El giro estratégico de Bitfarms no fue una decisión aislada, sino la consecuencia directa de un deterioro financiero persistente hacia finales de 2025. La compañía cerró el tercer trimestre con una pérdida neta de $46 millones sobre ingresos de $68 millones, un resultado que expuso las limitaciones del modelo minero en un entorno de márgenes comprimidos y aceleró la búsqueda de fuentes de ingresos más previsibles.
Ese contexto se volvió aún más evidente en las métricas operativas posteriores. Para comienzos de febrero de 2026, las presentaciones financieras mostraban márgenes profundamente negativos, tanto a nivel operativo como antes de impuestos, lo que subrayó la urgencia de una reconfiguración estructural. Frente a ese escenario, la dirección concluyó que sostener el negocio exclusivamente desde la minería ya no era viable.
De minero de Bitcoin a infraestructura para IA
A partir de allí, la compañía delineó una transformación ambiciosa: convertirse en propietario y desarrollador de infraestructura para centros de datos de alto rendimiento orientados a HPC e inteligencia artificial en América del Norte. El objetivo declarado es migrar hacia contratos de mayor margen y flujos de caja más estables, reduciendo la exposición a la volatilidad cíclica del precio de Bitcoin.
Como parte de esa transición, Bitfarms anunció su salida definitiva de América Latina. El 2 de enero comunicó la venta de su último activo en Paraguay por hasta $30 millones, con un cierre previsto dentro de los 60 días siguientes.

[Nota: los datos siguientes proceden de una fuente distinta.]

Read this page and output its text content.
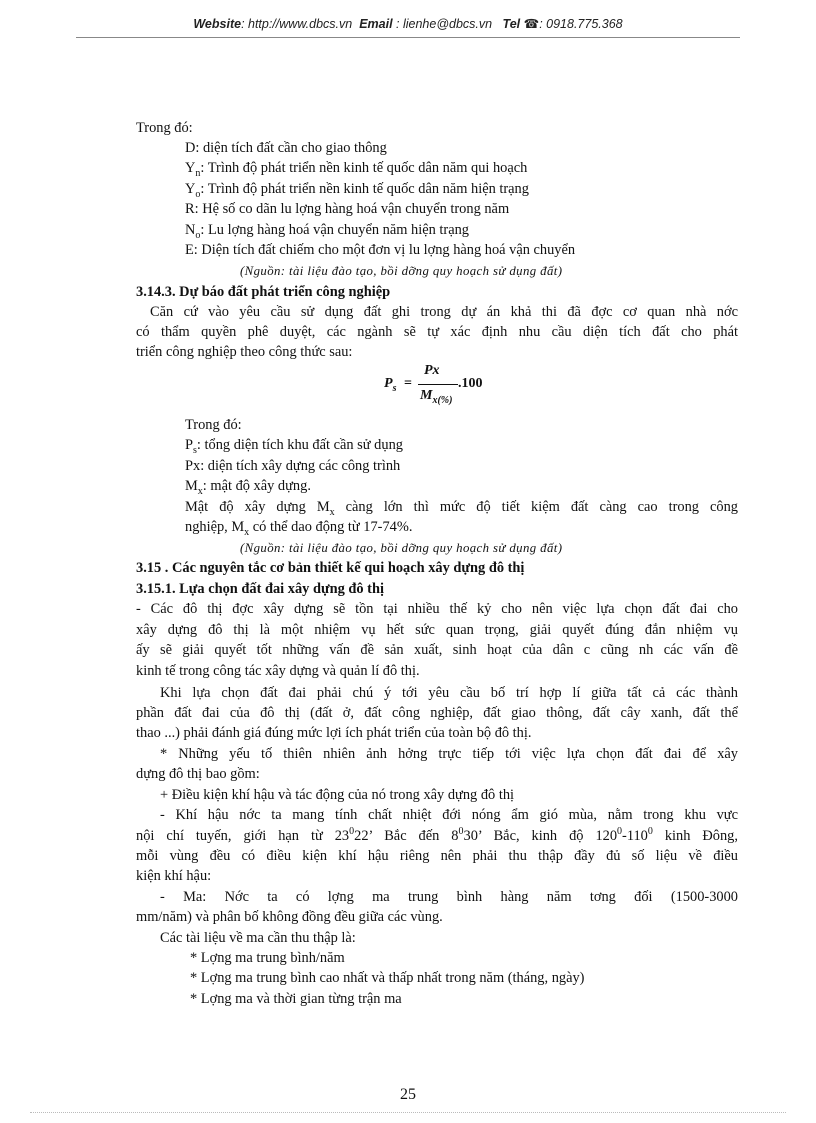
Website: http://www.dbcs.vn Email : lienhe@dbcs.vn Tel ☎: 0918.775.368
Trong đó:
D: diện tích đất cần cho giao thông
$Y_n$: Trình độ phát triển nền kinh tế quốc dân năm qui hoạch
$Y_o$: Trình độ phát triển nền kinh tế quốc dân năm hiện trạng
R: Hệ số co dãn lu lợng hàng hoá vận chuyển trong năm
$N_o$: Lu lợng hàng hoá vận chuyển năm hiện trạng
E: Diện tích đất chiếm cho một đơn vị lu lợng hàng hoá vận chuyển
(Nguồn: tài liệu đào tạo, bồi dỡng quy hoạch sử dụng đất)
3.14.3. Dự báo đất phát triển công nghiệp
Căn cứ vào yêu cầu sử dụng đất ghi trong dự án khả thi đã đợc cơ quan nhà nớc
có thẩm quyền phê duyệt, các ngành sẽ tự xác định nhu cầu diện tích đất cho phát
triển công nghiệp theo công thức sau:
$P_s$ =
Px
$M_{x(\%)}$
.100
Trong đó:
$P_s$: tổng diện tích khu đất cần sử dụng
Px: diện tích xây dựng các công trình
$M_x$: mật độ xây dựng.
Mật độ xây dựng $M_x$ càng lớn thì mức độ tiết kiệm đất càng cao trong công
nghiệp, $M_x$ có thể dao động từ 17-74%.
(Nguồn: tài liệu đào tạo, bồi dỡng quy hoạch sử dụng đất)
3.15 . Các nguyên tắc cơ bản thiết kế qui hoạch xây dựng đô thị
3.15.1. Lựa chọn đất đai xây dựng đô thị
- Các đô thị đợc xây dựng sẽ tồn tại nhiều thế kỷ cho nên việc lựa chọn đất đai cho
xây dựng đô thị là một nhiệm vụ hết sức quan trọng, giải quyết đúng đắn nhiệm vụ
ấy sẽ giải quyết tốt những vấn đề sản xuất, sinh hoạt của dân c cũng nh các vấn đề
kinh tế trong công tác xây dựng và quản lí đô thị.
Khi lựa chọn đất đai phải chú ý tới yêu cầu bố trí hợp lí giữa tất cả các thành
phần đất đai của đô thị (đất ở, đất công nghiệp, đất giao thông, đất cây xanh, đất thể
thao ...) phải đánh giá đúng mức lợi ích phát triển của toàn bộ đô thị.
* Những yếu tố thiên nhiên ảnh hởng trực tiếp tới việc lựa chọn đất đai để xây
dựng đô thị bao gồm:
+ Điều kiện khí hậu và tác động của nó trong xây dựng đô thị
- Khí hậu nớc ta mang tính chất nhiệt đới nóng ẩm gió mùa, nằm trong khu vực
nội chí tuyến, giới hạn từ $23^022$’ Bắc đến $8^030$’ Bắc, kinh độ $120^0-110^0$ kinh Đông,
mỗi vùng đều có điều kiện khí hậu riêng nên phải thu thập đầy đủ số liệu về điều
kiện khí hậu:
- Ma: Nớc ta có lợng ma trung bình hàng năm tơng đối (1500-3000
mm/năm) và phân bố không đồng đều giữa các vùng.
Các tài liệu về ma cần thu thập là:
* Lợng ma trung bình/năm
* Lợng ma trung bình cao nhất và thấp nhất trong năm (tháng, ngày)
* Lợng ma và thời gian từng trận ma
25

Ese movimiento liberaría capital para redirigirlo a proyectos en Estados Unidos, alineados con la nueva estrategia.
El plan también incluye un cambio de identidad corporativa. La empresa prevé renombrarse como Keel Infrastructure y avanzar en la redomiciliación en EE. UU., un paso que deberá ser aprobado por los accionistas en una asamblea programada para el 20 de marzo de 2026. De concretarse, la transición legal y operativa se completaría a comienzos de abril.

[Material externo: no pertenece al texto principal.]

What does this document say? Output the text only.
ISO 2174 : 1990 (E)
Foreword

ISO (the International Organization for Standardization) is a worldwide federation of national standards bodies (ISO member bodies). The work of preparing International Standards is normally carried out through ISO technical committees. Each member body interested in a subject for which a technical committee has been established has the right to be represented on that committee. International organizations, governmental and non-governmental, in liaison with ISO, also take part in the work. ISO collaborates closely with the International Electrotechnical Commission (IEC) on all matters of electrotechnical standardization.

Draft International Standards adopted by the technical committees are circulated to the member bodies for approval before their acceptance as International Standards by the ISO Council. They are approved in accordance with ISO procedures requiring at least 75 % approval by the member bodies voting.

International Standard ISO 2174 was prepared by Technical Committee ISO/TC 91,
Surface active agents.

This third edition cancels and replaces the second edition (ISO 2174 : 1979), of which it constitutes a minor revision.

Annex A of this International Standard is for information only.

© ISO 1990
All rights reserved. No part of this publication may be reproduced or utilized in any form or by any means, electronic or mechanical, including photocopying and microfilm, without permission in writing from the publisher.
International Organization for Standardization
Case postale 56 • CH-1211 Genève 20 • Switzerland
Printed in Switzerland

En el plano financiero, el anuncio estuvo acompañado por un paquete de financiamiento significativo. La compañía detalló $300 millones en financiamiento de proyecto derivados de una facilidad de deuda convertible y aproximadamente $500 millones adicionales mediante notas convertibles, destinados a respaldar la expansión hacia infraestructura de IA.
En términos más amplios, el giro redefine por completo el perfil de riesgo de Bitfarms. La empresa deja atrás un modelo altamente correlacionado con el precio de Bitcoin para asumir uno ligado a proyectos de infraestructura de largo plazo, contratos comerciales y financiamiento estructurado.